Would it be safe to add a way to mutate the value if it were only possible through a &mut reference?

[AlphaModder]

Sorry if this is not the place to ask this question, but I was wondering if a version of LazyTransform whose value could be mutated once initialized through an &mut reference would somehow break the thread-safety?

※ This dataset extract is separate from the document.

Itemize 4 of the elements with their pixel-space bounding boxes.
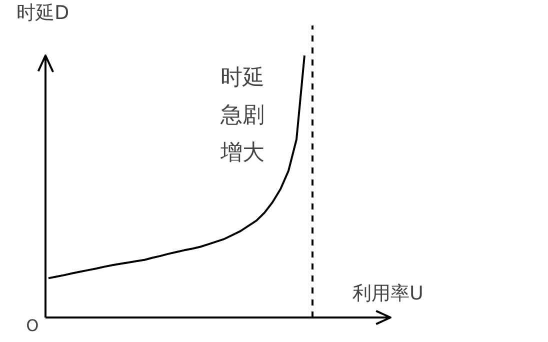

I'm imagining an implementation along the lines of this:

pub fn get_or_create_mut<F>(&mut self, f: F) -> &mut U 
    where F: FnOnce(T) -> U
{
    if !self.initialized.load(Ordering::Relaxed) {
        let value = unsafe { &mut *self.value.get() };
        let this = match value.take().unwrap() {
            ThisOrThat::This(t) => t,
            ThisOrThat::That(_) => panic!(), 
        };
        *value = Some(ThisOrThat::That(f(this)));
        self.initialized.store(true, Ordering::Relaxed);
    }
    self.extract_mut().unwrap()
}

fn extract_mut(&mut self) -> Option<&mut U> {
    match unsafe { (*self.value.get()).as_mut() } {
        None => None,
        Some(&mut ThisOrThat::This(_)) => panic!(),
        Some(&mut ThisOrThat::That(ref mut that)) => Some(that),
    }
}

Intuitiviely, I imagine the &mut reference would ensure there's no need for actual synchronization, but this stuff is tricky so I want to make sure. This isn't exactly a feature-request, though, since if it works, it's easy enough for me to implement on my own, so I hope you don't mind me using an issue to ask.

[khuey]

You could do something like that. std::sync::Mutex has a get_mut which functions on the same principle: that if you have an &mut you are statically guaranteeing that nobody else is accessing the synchronized object.

I might quibble a bit with API design questions (like whether it makes sense to create the object/do the transform and then immediately mutate it) but the thread safety principle is sound.